The architecture of Perry avoids intermediate JavaScript translation, instead compiling TypeScript into real platform widgets via AppKit, GTK4, Win32, UIKit, and JNI. This approach contrasts with traditional Electron-based applications that rely on web views. The compiler includes built-in native implementations of common Node.js APIs, including fs, path, crypto, os, Buffer, and child_process. For projects requiring compatibility with the broader JavaScript npm ecosystem, an optional V8 runtime flag is available, though this increases the resulting binary size to between 15MB and 20MB.

Perry v0.5.279 introduces automated cross-platform UI testing and streamlined publishing capabilities for app stores. The Perry Publish module handles code signing, packaging, notarisation, and submission for macOS, iOS, Android, and Windows, aiming to simplify the distribution process by removing the need for developers to manage Xcode provisioning profiles or Android keystores manually. The tool is free for open-source projects, with commercial plans available for teams.

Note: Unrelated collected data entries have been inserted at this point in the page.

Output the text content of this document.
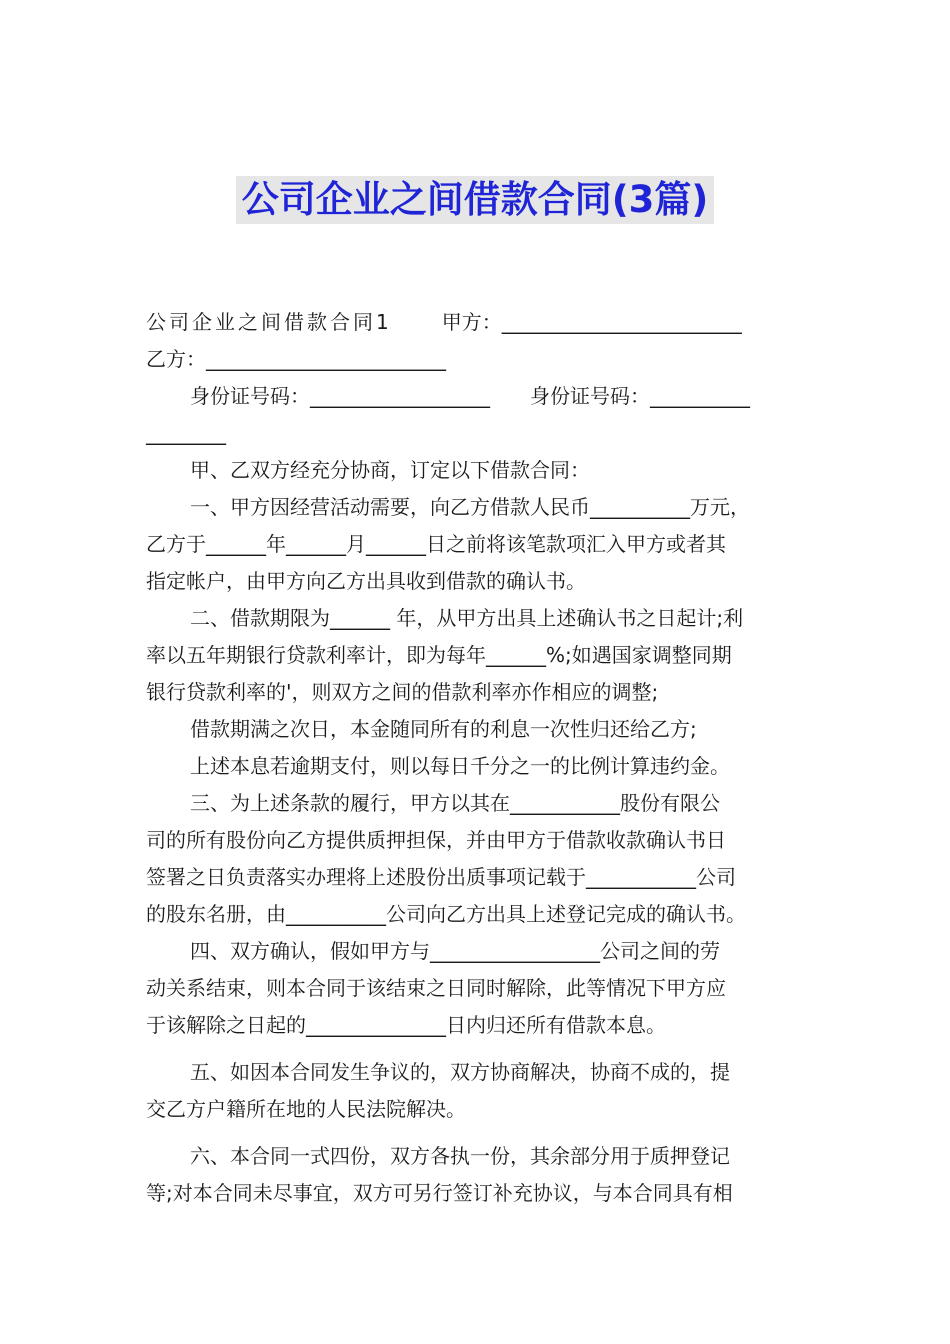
公司企业之间借款合同(3篇)
公司企业之间借款合同1	甲方：________________________
乙方：________________________
身份证号码：__________________ 身份证号码：__________
________
甲、乙双方经充分协商，订定以下借款合同：
一、甲方因经营活动需要，向乙方借款人民币__________万元，
乙方于______年______月______日之前将该笔款项汇入甲方或者其
指定帐户，由甲方向乙方出具收到借款的确认书。
二、借款期限为______ 年，从甲方出具上述确认书之日起计;利
率以五年期银行贷款利率计，即为每年______%;如遇国家调整同期
银行贷款利率的'，则双方之间的借款利率亦作相应的调整;
借款期满之次日，本金随同所有的利息一次性归还给乙方;
上述本息若逾期支付，则以每日千分之一的比例计算违约金。
三、为上述条款的履行，甲方以其在___________股份有限公
司的所有股份向乙方提供质押担保，并由甲方于借款收款确认书日
签署之日负责落实办理将上述股份出质事项记载于___________公司
的股东名册，由__________公司向乙方出具上述登记完成的确认书。
四、双方确认，假如甲方与_________________公司之间的劳
动关系结束，则本合同于该结束之日同时解除，此等情况下甲方应
于该解除之日起的______________日内归还所有借款本息。
五、如因本合同发生争议的，双方协商解决，协商不成的，提
交乙方户籍所在地的人民法院解决。
六、本合同一式四份，双方各执一份，其余部分用于质押登记
等;对本合同未尽事宜，双方可另行签订补充协议，与本合同具有相
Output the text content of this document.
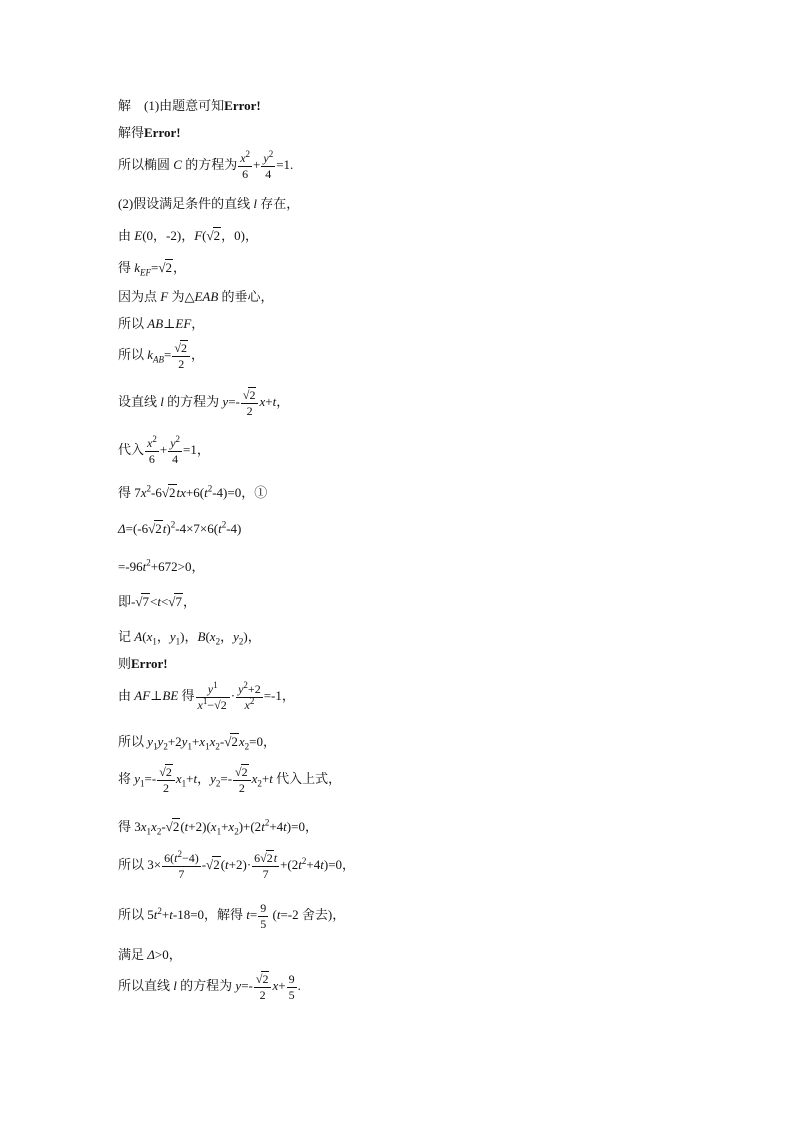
解　(1)由题意可知Error!
解得Error!
所以椭圆 C 的方程为 $\frac{x^2}{6} + \frac{y^2}{4} =1$.
(2)假设满足条件的直线 l 存在，
由 E(0，-2)，F(√2，0)，
得 $k_{EF}=√2$，
因为点 F 为△EAB 的垂心，
所以 AB⊥EF，
所以 $k_{AB}= \frac{√2}{2}$ ，
设直线 l 的方程为 $y=- \frac{√2}{2} x+t$，
代入 $\frac{x^2}{6} + \frac{y^2}{4} =1$，
得 $7x^2-6√2tx+6(t^2-4)=0$，①
$\Delta=(-6√2t)^2-4\times 7\times 6(t^2-4)$
$=-96t^2+672>0$，
即-√7<t<√7，
记 $A(x_1$，$y_1$)，$B(x_2$，$y_2$)，
则Error!
由 AF⊥BE 得 $\frac{y^1}{x^1-√2} \cdot \frac{y^2+2}{x^2} =-1$，
所以 $y_1y_2+2y_1+x_1x_2-√2x_2=0$，
将 $y_1=- \frac{√2}{2} x_1+t$，$y_2=- \frac{√2}{2} x_2+t$ 代入上式，
得 $3x_1x_2-√2(t+2)(x_1+x_2)+(2t^2+4t)=0$，
所以 $3\times \frac{6(t^2-4)}{7} -√2(t+2)\cdot \frac{6√2t}{7} +(2t^2+4t)=0$，
所以 $5t^2+t-18=0$，解得 $t= \frac{9}{5} (t=-2$ 舍去)，
满足 Δ>0，
所以直线 l 的方程为 $y=- \frac{√2}{2} x+ \frac{9}{5}$ .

Performance benchmarks cited in the release compare Perry v0.5.279 against Node.js v25 on an Apple M1 Max processor, with metrics recorded over 11 runs. The source material highlights that the compiler produces reproducible binaries across different machines, continuous integration runs, and teams, ensuring consistent output without the variability often associated with JavaScript dependency trees.

The tool supports real operating system threads with parallel processing functions such as parallelMap and parallelFilter, while compile-time safety features reject mutable captures to prevent issues associated with SharedArrayBuffer. Additional features include automatic string extraction with CLDR plural rules for over 30 locales, translations baked directly into the binary, and comprehensive TypeScript and Node.js API coverage. Popular npm packages have been reimplemented in native Rust to eliminate the need for node_modules directories.